The poem addresses the pull between the struggle to be involved with his family and the admission that normally the only thing that has ever really mattered is his work. The first line can be read as a bit of capitulation to the pressures his wife has been laying on him. It triggers his “extra fate”: There has always just been work at the heart of his attention. Maybe not anymore, at least for a moment, since there’s this “extra love” now in the picture.

“He sings / & clowns” sure, but it leads to this pronouncement: “& is wiser than the next man.” Well, who with a working intelligence doesn’t think that about himself? We debate to prove it, and suspend the assurance of our own wisdom only when we have to. But it’s that willingness to suspend that assurance and let our opinions accommodate new information and new ideas that proves the deeper wisdom. Maybe he’s even showing a touch of it here in that he listened to Kate about the role he’s playing in his family and marriage. But what about that amazing special gift of his wisdom?—which we must be careful with it, sure, since it tends not to permit humility. But just as soon as he makes this concession he turns right around: “Unmanly slovenly love took him at times / and passed him back.” The guy hasn’t learned a thing, is what I’m seeing.

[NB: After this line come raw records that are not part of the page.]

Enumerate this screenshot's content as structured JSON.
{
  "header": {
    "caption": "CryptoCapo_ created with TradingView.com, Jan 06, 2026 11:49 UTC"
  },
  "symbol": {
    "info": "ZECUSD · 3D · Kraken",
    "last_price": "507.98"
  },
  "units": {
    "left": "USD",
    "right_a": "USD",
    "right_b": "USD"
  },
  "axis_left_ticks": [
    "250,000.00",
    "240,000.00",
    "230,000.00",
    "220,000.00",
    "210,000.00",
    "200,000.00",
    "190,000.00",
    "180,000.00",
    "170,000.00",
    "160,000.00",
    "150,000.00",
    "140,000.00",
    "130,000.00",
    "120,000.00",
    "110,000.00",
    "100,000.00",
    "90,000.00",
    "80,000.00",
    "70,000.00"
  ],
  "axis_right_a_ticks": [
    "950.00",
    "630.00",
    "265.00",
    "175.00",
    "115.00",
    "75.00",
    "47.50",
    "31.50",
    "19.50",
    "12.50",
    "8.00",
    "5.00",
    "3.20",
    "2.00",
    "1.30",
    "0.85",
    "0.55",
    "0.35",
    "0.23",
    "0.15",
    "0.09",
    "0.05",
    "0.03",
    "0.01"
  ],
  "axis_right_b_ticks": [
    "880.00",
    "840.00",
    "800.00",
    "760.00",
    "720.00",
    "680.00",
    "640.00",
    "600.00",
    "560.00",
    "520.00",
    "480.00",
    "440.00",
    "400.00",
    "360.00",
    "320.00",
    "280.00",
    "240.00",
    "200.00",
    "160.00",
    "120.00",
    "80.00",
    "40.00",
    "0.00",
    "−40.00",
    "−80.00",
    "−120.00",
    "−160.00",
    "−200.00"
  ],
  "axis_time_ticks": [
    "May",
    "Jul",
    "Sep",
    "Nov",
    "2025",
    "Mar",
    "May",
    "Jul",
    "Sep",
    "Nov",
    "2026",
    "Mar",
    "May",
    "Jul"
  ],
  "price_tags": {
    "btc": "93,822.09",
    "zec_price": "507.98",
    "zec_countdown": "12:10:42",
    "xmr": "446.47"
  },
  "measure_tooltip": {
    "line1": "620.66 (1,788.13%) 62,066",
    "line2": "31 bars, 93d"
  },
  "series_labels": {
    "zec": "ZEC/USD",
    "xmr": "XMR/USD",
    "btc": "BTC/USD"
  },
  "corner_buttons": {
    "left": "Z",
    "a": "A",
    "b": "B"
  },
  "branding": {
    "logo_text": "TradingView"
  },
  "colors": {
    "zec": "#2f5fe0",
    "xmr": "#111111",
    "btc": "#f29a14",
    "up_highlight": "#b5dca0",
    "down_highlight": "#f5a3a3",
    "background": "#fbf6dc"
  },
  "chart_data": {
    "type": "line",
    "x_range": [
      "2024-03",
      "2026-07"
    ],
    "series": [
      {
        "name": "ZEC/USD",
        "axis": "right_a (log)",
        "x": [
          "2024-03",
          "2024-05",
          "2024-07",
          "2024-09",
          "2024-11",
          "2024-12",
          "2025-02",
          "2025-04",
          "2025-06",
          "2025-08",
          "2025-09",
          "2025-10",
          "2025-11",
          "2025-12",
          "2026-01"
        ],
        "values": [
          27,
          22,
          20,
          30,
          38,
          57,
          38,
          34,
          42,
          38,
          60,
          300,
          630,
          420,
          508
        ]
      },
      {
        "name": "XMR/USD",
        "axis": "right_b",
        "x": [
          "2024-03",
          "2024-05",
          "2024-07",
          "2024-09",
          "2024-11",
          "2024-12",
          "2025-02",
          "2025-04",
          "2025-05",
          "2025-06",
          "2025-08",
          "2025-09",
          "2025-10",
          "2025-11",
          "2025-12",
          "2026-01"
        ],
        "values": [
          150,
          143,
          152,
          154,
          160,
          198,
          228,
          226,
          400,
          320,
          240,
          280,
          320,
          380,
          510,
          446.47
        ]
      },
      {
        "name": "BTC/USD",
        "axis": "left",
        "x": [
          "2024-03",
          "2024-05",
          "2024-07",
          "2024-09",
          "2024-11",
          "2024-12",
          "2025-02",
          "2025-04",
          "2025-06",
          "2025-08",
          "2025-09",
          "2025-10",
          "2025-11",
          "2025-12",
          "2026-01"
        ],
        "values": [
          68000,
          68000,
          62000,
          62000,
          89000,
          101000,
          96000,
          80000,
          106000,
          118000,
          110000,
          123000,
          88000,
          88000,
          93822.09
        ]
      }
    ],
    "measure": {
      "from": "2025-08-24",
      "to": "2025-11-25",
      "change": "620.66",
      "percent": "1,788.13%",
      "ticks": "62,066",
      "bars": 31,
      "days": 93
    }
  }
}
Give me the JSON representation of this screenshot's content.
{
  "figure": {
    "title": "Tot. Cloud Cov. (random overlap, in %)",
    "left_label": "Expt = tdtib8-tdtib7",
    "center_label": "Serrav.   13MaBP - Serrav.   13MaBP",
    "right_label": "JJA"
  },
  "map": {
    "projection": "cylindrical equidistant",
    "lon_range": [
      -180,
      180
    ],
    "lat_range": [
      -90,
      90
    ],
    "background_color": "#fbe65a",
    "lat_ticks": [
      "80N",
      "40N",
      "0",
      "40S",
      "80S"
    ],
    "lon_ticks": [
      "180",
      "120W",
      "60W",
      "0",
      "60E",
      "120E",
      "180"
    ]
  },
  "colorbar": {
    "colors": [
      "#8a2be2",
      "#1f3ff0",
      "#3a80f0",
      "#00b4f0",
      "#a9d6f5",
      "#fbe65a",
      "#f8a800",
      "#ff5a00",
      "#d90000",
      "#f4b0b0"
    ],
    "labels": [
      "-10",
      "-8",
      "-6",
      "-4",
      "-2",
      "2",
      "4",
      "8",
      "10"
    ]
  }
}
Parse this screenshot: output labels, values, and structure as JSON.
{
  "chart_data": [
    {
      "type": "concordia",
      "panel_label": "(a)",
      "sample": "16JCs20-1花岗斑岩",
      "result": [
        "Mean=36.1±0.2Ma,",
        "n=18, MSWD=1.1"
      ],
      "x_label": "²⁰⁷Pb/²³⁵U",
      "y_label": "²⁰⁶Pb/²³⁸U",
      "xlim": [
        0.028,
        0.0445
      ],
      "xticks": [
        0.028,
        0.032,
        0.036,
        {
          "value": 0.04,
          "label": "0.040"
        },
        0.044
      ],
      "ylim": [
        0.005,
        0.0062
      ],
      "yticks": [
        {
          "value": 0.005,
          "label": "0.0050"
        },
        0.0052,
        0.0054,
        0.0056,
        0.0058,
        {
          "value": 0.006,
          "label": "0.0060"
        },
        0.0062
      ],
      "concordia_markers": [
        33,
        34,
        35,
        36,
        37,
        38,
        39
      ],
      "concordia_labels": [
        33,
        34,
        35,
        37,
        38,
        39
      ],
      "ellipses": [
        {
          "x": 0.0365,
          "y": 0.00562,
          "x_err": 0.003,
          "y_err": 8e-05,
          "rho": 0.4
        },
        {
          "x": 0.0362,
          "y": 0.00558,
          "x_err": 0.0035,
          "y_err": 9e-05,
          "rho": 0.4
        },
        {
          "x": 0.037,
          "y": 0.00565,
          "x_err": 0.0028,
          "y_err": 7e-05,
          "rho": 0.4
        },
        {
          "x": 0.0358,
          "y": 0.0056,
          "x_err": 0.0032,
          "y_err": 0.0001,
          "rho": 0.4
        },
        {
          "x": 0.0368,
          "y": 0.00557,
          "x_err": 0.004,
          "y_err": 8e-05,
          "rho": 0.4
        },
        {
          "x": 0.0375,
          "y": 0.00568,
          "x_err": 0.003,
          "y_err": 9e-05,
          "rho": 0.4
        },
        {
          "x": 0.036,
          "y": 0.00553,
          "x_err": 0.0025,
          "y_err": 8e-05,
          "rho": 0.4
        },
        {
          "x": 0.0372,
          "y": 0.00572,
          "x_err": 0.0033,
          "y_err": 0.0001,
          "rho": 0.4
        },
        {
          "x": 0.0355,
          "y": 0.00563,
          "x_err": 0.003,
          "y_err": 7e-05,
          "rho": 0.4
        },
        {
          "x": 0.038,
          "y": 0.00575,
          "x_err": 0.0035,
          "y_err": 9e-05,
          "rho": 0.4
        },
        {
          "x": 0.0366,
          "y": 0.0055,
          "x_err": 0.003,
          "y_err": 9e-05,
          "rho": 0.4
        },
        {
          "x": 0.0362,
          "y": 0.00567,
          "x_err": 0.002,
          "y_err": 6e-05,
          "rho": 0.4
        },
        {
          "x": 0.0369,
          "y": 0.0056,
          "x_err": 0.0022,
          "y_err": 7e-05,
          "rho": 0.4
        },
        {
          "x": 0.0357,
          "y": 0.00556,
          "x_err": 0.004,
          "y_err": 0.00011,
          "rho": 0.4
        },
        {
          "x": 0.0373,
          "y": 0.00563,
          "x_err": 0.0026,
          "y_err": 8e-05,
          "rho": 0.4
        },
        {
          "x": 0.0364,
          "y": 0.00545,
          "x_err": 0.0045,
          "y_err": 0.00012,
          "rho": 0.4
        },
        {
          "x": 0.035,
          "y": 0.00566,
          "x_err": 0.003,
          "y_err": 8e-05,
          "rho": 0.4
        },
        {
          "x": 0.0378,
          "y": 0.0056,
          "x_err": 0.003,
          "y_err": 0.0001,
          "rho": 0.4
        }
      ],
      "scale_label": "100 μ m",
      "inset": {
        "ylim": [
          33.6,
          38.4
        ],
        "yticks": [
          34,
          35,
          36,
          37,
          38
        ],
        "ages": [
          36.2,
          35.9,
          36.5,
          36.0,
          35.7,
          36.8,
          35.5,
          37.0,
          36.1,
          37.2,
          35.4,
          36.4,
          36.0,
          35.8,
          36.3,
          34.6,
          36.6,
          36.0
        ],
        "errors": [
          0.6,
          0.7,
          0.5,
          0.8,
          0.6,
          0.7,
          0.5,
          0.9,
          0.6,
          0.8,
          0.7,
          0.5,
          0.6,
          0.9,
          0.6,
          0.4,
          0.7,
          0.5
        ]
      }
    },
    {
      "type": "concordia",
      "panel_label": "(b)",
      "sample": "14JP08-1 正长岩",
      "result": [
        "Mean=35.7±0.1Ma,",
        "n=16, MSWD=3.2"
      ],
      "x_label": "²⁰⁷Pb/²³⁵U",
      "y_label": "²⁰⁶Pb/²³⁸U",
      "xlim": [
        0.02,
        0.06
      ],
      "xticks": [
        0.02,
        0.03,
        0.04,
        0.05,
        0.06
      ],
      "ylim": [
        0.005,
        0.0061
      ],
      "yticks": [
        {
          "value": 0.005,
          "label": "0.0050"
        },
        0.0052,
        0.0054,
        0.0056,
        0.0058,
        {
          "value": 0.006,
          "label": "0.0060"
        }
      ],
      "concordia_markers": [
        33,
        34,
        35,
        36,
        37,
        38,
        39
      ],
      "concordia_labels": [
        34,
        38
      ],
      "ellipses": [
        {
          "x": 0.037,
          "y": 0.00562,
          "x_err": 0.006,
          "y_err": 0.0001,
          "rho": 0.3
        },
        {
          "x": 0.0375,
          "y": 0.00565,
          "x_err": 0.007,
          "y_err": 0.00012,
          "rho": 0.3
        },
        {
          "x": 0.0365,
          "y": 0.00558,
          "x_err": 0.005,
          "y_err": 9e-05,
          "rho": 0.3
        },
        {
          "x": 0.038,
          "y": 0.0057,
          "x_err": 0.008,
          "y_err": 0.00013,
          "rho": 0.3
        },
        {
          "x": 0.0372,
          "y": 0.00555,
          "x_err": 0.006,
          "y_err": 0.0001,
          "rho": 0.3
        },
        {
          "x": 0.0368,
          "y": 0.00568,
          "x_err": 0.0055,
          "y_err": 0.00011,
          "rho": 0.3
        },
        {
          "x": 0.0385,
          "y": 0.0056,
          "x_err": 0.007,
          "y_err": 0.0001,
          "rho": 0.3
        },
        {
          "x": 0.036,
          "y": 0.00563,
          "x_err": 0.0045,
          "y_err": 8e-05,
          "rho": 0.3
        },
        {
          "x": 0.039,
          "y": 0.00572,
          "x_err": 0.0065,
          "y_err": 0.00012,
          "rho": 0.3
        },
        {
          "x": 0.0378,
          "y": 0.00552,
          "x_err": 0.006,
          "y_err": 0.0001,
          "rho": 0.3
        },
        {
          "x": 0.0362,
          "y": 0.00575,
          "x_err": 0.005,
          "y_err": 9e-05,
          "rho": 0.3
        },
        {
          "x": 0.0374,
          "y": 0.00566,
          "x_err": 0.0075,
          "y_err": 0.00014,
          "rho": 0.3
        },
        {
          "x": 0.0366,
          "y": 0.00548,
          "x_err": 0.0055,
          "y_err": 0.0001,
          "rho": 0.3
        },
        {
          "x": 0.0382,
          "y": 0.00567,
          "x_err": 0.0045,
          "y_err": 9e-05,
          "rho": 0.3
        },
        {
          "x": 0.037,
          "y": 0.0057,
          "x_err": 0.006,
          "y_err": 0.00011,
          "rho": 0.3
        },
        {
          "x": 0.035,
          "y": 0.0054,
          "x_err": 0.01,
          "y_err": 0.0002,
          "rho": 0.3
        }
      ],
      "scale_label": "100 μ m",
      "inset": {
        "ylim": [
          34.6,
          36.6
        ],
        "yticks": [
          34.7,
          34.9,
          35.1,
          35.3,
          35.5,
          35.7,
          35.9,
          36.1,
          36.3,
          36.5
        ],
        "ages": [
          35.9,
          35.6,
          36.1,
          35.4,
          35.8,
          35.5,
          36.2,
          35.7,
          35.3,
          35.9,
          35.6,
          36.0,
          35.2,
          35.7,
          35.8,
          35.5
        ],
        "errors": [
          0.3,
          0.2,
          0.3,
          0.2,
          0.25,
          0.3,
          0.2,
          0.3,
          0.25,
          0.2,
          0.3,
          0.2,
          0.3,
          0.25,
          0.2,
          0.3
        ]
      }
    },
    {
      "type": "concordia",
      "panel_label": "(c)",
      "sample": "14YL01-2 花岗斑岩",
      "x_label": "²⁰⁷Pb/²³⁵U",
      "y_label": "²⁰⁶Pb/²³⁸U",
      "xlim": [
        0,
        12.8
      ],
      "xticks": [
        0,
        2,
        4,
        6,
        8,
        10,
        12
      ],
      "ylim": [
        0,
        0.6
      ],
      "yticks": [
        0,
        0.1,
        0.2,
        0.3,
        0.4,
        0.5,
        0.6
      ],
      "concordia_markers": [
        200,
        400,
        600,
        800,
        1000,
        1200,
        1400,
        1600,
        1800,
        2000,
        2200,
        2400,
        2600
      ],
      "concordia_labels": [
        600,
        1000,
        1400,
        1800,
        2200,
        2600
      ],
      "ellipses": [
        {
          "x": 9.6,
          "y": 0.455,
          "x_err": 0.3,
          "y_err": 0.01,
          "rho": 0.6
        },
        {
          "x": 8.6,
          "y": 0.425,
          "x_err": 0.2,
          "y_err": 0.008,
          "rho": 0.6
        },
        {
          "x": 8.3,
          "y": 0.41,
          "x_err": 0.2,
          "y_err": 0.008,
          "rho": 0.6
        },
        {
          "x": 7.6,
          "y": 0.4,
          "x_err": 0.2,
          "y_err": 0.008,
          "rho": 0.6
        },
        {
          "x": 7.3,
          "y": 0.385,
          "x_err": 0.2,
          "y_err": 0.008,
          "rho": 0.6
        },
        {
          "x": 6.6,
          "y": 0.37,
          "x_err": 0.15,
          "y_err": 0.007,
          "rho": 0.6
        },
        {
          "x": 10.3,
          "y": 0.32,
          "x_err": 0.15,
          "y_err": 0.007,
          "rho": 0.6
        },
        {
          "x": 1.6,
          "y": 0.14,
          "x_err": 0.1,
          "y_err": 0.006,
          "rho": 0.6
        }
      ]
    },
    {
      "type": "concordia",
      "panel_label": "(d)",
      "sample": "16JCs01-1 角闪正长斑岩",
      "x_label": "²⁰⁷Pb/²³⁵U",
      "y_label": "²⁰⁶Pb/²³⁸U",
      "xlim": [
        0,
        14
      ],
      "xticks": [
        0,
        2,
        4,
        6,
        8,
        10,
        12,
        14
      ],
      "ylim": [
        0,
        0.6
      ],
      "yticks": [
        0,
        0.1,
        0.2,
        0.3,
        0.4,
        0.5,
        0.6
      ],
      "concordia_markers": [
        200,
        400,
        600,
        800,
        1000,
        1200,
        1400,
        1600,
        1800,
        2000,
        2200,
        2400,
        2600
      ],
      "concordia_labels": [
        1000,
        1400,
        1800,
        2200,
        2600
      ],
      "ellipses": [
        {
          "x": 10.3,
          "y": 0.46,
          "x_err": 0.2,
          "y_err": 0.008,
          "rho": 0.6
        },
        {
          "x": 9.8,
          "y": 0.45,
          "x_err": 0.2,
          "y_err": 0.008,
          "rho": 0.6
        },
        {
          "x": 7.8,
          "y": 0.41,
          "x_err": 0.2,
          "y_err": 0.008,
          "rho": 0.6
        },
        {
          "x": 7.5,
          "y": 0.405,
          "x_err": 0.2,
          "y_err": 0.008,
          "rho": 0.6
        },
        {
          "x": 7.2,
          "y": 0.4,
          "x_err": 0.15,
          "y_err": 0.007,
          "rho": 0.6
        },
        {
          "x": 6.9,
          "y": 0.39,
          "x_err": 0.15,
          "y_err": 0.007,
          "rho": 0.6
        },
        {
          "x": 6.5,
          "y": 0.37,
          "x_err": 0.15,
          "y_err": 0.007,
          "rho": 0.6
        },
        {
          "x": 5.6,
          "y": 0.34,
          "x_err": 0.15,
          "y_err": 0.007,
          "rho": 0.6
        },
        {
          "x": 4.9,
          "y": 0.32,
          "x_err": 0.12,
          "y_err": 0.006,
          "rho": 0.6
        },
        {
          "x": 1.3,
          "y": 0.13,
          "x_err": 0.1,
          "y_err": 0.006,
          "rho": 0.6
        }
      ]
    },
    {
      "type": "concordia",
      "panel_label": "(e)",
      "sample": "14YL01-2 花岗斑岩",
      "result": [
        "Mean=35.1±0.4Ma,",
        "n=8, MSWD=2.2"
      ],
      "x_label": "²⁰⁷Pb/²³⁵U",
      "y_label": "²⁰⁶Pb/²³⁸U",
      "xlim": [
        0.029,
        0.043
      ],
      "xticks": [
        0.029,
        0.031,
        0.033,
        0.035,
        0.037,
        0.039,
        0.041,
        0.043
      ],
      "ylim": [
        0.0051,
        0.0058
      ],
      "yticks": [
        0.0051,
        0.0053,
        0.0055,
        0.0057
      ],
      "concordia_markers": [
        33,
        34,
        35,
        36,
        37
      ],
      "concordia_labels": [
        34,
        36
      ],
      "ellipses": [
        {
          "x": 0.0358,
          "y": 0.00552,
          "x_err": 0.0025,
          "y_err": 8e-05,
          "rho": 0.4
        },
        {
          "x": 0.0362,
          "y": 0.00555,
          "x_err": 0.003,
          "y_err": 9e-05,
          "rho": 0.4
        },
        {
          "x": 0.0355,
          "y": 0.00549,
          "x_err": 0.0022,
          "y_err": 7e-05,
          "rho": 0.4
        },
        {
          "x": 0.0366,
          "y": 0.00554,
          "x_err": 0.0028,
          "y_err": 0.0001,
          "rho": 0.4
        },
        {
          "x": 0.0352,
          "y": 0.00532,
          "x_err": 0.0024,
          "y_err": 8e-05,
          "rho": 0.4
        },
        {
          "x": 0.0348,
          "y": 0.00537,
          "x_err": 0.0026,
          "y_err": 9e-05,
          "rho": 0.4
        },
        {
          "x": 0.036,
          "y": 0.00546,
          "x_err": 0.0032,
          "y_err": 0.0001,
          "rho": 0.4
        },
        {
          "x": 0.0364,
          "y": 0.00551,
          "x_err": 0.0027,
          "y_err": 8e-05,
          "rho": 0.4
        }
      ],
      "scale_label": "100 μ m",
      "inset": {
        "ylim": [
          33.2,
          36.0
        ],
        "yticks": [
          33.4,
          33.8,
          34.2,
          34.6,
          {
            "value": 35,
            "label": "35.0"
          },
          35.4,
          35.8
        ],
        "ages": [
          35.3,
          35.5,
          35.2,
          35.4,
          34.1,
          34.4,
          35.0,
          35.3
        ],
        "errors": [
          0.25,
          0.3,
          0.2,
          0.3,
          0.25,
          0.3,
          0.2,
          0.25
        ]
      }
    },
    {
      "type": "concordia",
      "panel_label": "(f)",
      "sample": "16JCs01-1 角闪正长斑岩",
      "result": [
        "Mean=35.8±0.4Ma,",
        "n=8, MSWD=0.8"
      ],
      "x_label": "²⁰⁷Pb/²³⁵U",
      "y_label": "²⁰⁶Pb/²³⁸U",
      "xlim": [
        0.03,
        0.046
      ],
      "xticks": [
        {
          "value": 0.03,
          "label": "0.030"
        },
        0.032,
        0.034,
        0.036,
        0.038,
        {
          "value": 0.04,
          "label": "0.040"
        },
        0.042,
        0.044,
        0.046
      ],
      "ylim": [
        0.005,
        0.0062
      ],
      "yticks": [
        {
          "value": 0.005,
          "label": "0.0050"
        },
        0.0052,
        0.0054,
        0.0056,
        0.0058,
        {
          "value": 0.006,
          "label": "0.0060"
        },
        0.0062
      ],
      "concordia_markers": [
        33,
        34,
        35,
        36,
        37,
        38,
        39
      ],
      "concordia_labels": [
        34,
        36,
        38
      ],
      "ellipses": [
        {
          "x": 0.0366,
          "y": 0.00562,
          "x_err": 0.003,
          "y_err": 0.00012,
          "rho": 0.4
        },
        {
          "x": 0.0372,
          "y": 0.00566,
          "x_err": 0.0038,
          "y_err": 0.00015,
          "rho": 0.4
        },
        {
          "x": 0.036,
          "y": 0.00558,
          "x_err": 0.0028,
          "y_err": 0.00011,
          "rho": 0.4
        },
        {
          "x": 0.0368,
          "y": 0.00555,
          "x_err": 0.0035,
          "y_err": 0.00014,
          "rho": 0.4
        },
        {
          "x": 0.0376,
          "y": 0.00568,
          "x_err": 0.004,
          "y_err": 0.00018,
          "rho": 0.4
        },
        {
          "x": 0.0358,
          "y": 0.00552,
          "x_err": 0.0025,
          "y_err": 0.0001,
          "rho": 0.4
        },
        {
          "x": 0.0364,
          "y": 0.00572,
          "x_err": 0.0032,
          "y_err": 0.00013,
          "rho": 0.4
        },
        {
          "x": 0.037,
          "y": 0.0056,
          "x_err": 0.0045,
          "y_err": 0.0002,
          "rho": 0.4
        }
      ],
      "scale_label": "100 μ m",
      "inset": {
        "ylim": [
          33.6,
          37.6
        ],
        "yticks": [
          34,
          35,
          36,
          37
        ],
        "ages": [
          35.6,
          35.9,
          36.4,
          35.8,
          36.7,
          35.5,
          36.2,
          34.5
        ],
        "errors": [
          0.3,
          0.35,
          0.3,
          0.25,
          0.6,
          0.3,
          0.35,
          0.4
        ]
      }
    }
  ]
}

His “manhood” is tied up in his work. If the bonds of marriage and the tidal pull of love get him to waver, well, that happens, doesn’t it? You have to be human sometimes whether you want to or not. But in the end that’s “slovenly” stuff. It’s messy, you can’t count on it, and like the ghost of the first stanza, it’s something that just hangs around on the front door and makes its presence manifest now and then. In the end, though, love passed him back. Sorry, Kate.